Kompetensi
beberapa dosen dalam menyampaikan perkuliahan dinilai kurang. Mahasiswa pun
terkena imbasnya.
Saat memandangi
layar laptopnya Akhir April lalu, raut wajah Ami Lutfiah nampak kebingungan.
Mahasiswa Jurusan Manajamen Dakwah semester enam ini merasa kesulitan saat mengerjakan tugas
edit video mata kuliah Manajemen Produksi dan Siaran Dakwah. Padahal
perkuliahan mata kuliah tersebut sudah memasuki minggu ke-10. Merasa tak
sanggup mengerjakan seorang diri, Ami akhirnya mencari bantuan teman untuk mengerjakan tugasnya.
Setelah bertemu
teman yang paham mengenai video, maka Ami mulai mengerjakan tugas mata kuliahnya seraya menceritakan
keluhan mengenai kurang kompeten dosen pengampu dalam mata kuliah tersebut. “Mata
kuliahnya Manajemen Produksi Siaran, tapi ngejelasinnya
travel, suka enggak masuk juga,”
keluhnya, Kamis (19/5).
Senada dengan
keluhan Ami, salah seorang mahasiswa Jurusan Bahasa dan Sastra Arab Lutfi Arif Sarifudin
pun memaparkan kinerja dosen mata kuliah
Kodikologi yang dinilainya kurang fokus
dalam memyampaikan materi perkuliahan. Hal tersebut mengakibatkan kebingungan
terhadap mata kuliah Kodikologi tersebut. “Saya iri sama teman kelas lain yang
beda dosen, mereka pada mengerti dengan mata kuliah itu,” ungkap Lutfi saat dihubungi
Sabtu (20/5).
Terkait keluhan
mahasiswa, Dosen mata kuliah Kodikologi Adib Misbachul Islam mengamini materi
perkuliahannya tak dimengerti secara merata oleh mahasiswa. Ia beralasan
mahasiswa yang tak berasal dari pesantren cukup sulit untuk memahami mata
kuliah yang diampunya.
Lebih lanjut Adib
mengatakan, selama ini Ia tidak pernah mendapat kritikan atau keluhan dari
mahasiswa. Akan tetapi, Ia menerima jika ada mahasiswa yang mengkritik atau memberinya
masukan terkait proses pembelajarannya. “Saya terbuka menerima kritik dari
mahasiswa,” tegas Adib via WhatsApp, Minggu (21/5).
Menanggapi
keluhan tersebut, Wakil Rektor I Bidang Akademik Fadhilah Suralaga tak menampik
keberadaan dosen yang kurang kompeten dalam pedagogik. Hal tersebut tak
terlepas dari latar belakang dosen. Menurutnya dosen tak seperti guru yang
memang khusus dipersiapkan untuk memberikan pengajaran. Dosen tak mesti berasal
dari Fakultas Keguruan, tetapi bisa berasal dari berbagai jurusan.
Lebih
lanjut Fadhilah mengatakan secara umum untuk
menjadi dosen seseorang harus memiliki empat kompetensi dasar
seperti pedagogik, profesional, sosial, dan kepribadian. “Memang masih
ada dosen yang belum menguasai pedagogik, tapi secara profesional mumpuni,
begitu sebaliknya” terangnya saat ditemui di ruang kerjanya, Kamis (19/5).
Selain itu, guru
besar Fakultas Psikologi ini juga menyarankan mahasiswa yang memiliki unek-unek
terkait kinerja dosen agar melaporkannya ke ketua program studi masing-masing.

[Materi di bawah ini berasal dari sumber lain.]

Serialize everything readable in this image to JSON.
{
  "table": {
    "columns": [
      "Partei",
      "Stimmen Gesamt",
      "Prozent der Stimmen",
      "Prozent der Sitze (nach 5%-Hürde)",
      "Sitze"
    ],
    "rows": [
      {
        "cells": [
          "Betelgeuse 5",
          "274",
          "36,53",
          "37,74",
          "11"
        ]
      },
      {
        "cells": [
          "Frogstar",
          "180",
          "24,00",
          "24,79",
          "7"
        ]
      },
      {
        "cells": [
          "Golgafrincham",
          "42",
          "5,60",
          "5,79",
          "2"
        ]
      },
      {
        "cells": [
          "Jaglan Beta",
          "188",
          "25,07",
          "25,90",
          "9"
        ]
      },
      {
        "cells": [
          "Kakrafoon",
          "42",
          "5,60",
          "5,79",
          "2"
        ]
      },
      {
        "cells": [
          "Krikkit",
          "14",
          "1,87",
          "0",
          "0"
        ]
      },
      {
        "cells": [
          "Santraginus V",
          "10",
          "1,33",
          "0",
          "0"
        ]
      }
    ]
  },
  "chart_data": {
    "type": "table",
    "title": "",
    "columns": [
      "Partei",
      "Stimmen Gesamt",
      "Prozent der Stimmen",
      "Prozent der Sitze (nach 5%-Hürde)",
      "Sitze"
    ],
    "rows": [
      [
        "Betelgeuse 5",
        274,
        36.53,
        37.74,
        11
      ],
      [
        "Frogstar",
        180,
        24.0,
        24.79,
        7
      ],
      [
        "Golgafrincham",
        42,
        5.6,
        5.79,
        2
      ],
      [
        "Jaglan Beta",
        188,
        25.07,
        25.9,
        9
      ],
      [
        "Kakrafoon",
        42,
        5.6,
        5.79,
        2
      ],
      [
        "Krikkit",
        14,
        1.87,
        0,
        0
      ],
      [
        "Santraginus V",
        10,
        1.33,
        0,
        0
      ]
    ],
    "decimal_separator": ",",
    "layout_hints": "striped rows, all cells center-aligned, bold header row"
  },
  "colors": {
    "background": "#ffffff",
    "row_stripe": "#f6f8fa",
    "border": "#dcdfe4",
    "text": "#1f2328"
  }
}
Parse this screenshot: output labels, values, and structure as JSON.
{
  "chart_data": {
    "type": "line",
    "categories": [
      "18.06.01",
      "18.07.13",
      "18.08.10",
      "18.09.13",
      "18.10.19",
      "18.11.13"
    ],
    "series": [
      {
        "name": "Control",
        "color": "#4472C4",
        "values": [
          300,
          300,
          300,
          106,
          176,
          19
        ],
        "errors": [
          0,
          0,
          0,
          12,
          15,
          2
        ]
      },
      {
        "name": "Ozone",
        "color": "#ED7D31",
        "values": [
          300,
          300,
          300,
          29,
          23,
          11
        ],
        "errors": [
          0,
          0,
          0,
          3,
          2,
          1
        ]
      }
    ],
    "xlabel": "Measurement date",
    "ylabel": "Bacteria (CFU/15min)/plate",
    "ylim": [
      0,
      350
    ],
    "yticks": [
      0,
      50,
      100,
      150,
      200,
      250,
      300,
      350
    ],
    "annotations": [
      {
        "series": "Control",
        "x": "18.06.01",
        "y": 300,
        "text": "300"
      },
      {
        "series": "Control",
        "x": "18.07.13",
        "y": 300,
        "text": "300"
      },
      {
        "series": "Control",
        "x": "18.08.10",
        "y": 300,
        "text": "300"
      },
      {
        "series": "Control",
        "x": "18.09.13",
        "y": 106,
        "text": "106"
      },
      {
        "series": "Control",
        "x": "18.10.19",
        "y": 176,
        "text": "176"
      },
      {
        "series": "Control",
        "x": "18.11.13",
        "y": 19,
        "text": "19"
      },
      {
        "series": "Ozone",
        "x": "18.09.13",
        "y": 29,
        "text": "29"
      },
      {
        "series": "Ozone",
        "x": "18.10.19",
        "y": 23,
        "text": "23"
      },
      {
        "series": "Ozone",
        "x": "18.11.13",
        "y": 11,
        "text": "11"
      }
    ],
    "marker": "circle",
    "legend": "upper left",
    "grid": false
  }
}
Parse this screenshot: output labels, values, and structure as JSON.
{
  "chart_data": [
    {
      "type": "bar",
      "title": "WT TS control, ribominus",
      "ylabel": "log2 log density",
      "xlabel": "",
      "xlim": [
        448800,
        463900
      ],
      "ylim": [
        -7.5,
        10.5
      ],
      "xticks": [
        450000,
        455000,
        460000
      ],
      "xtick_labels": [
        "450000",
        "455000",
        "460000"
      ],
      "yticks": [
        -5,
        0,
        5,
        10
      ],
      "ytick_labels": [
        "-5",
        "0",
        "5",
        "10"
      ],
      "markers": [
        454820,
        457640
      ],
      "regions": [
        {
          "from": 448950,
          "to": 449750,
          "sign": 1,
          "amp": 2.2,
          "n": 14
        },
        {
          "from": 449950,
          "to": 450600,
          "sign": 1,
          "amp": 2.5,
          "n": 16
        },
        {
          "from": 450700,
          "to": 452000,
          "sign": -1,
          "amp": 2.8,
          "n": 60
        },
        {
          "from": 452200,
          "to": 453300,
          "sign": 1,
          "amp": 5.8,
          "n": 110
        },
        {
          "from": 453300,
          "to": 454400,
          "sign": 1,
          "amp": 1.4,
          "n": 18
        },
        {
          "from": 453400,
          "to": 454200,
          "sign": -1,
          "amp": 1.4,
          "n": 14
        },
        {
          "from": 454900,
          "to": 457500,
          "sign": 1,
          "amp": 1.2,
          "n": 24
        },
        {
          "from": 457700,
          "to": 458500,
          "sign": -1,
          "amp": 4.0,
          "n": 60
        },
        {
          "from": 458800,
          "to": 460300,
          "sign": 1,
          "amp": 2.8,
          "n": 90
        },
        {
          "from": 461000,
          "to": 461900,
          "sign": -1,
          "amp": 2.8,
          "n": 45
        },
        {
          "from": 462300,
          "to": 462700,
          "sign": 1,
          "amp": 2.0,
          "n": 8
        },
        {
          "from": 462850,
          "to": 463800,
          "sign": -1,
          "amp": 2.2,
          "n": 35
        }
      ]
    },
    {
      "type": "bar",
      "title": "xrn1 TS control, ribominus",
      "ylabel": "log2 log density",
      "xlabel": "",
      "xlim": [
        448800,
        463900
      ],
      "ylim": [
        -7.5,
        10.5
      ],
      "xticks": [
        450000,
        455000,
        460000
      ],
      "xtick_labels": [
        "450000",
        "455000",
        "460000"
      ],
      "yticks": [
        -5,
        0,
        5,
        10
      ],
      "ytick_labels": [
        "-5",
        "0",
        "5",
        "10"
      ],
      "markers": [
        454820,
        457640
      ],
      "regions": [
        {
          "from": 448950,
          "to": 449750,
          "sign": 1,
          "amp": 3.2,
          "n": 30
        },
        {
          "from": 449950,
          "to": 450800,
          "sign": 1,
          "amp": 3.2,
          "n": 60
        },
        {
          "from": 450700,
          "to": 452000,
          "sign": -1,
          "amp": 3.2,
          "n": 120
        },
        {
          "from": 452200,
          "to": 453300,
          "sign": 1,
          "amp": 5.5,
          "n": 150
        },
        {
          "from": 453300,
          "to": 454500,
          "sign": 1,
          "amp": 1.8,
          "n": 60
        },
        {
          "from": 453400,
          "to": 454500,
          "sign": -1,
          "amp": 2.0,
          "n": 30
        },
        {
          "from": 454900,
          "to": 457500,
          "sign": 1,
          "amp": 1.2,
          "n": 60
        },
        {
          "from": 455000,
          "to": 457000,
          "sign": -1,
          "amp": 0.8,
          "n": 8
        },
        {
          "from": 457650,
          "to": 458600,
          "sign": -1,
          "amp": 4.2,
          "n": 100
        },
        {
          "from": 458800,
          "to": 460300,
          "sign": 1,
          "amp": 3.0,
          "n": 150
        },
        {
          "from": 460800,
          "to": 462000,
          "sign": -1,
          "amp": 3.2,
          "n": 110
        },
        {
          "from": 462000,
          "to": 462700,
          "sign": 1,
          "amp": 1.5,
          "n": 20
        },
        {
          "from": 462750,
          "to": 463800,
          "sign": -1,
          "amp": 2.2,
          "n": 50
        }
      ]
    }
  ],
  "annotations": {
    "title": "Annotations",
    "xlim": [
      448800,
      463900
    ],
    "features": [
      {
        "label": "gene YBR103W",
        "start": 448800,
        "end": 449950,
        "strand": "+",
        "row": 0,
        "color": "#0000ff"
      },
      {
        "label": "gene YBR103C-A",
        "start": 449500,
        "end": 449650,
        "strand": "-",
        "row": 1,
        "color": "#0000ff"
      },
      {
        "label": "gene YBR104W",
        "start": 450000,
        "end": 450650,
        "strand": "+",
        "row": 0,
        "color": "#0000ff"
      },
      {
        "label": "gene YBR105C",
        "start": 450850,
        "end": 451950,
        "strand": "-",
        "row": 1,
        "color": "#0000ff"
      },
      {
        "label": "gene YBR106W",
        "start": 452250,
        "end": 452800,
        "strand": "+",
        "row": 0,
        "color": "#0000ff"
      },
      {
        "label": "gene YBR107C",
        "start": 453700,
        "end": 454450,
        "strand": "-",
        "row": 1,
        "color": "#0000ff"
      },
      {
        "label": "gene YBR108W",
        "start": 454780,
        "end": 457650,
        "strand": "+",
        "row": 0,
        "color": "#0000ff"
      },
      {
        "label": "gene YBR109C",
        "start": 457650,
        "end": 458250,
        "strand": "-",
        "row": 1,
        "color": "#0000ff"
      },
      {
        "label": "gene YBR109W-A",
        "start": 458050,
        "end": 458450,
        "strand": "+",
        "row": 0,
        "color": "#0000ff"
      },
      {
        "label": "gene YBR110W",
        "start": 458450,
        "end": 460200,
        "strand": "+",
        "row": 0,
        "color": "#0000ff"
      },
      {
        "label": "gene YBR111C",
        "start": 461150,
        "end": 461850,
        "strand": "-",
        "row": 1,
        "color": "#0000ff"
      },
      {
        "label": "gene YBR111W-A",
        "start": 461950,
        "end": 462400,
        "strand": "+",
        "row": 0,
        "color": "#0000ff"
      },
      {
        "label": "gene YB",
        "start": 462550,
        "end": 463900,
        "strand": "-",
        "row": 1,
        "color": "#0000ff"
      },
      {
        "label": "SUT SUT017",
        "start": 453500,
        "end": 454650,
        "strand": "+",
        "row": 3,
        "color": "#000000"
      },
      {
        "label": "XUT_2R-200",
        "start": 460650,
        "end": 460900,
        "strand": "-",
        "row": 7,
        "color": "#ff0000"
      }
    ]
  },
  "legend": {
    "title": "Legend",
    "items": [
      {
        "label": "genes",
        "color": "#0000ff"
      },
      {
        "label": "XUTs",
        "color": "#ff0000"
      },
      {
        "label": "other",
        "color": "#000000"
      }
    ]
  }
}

Hal tersebut dilakukan untuk bahan evaluasi universitas.
Berbeda
dengan Fadilah, Wakil Dekan I Fakultas Syariah dan Hukum Euis Amalia
beranggapan mutu dosen UIN Jakarta saat ini menurun. Ia beralasan dosen saat
ini cenderung pragmatis lantaran lebih peduli dengan suatu hal yang cash sehingga kurang berkomitmen dengan
kegiatan di kampus.
Bahkan
Euis menyayangkan dosen yang kurang peduli dengan Rencana Pembelajaran Semester
(RPS). Padahal Sesuai Permenristek Dikti No. 44 Tahun 2015 tentang Standar
Nasional Pendidikan Tinggi Pasal 13 Setiap proses pembelajaran mata kuliah
dilaksanakan sesuai dengan RPS. “Dosen ketika dimintai RPS susah, padahal
wajib,” keluhnya, Kamis (18/5).
Padahal
berdasarkan Pasal 45 Undang-Undang (UU) No. 14 Tahun 2005 tentang Guru dan
Dosen menjelaskan bahwa dosen wajib memiliki kualifikasi akademik, kompetensi,
sertifikat pendidik, sehat jasmani dan rohani. Tak hanya itu, dosen juga harus memenuhi
kualifikasi lain yang dipersyaratkan satuan pendidikan tinggi tempat bertugas,
serta memiliki kemampuan untuk mewujudkan tujuan pendidikan nasional.
Sementara
itu, untuk memperbaiki kompetensi dosen Fadhilah mengatakan, UIN Jakarta telah menyelenggarakan workshop pengembangan kompetensi dosen. Tetapi akibat kekurangan
dana, workshop baru bisa diikuti oleh
sebagian dosen. Padahal, menurut survei Supriyadi Ahmad di tahun 2015 lebih dari
50% dosen mengharapkan agar UIN Jakarta sering mengadakan peningkatan pelatihan
dosen. “Dana minim, jadi Workshop
baru bisa diikuti oleh dosen muda,” tutup Fadhilah.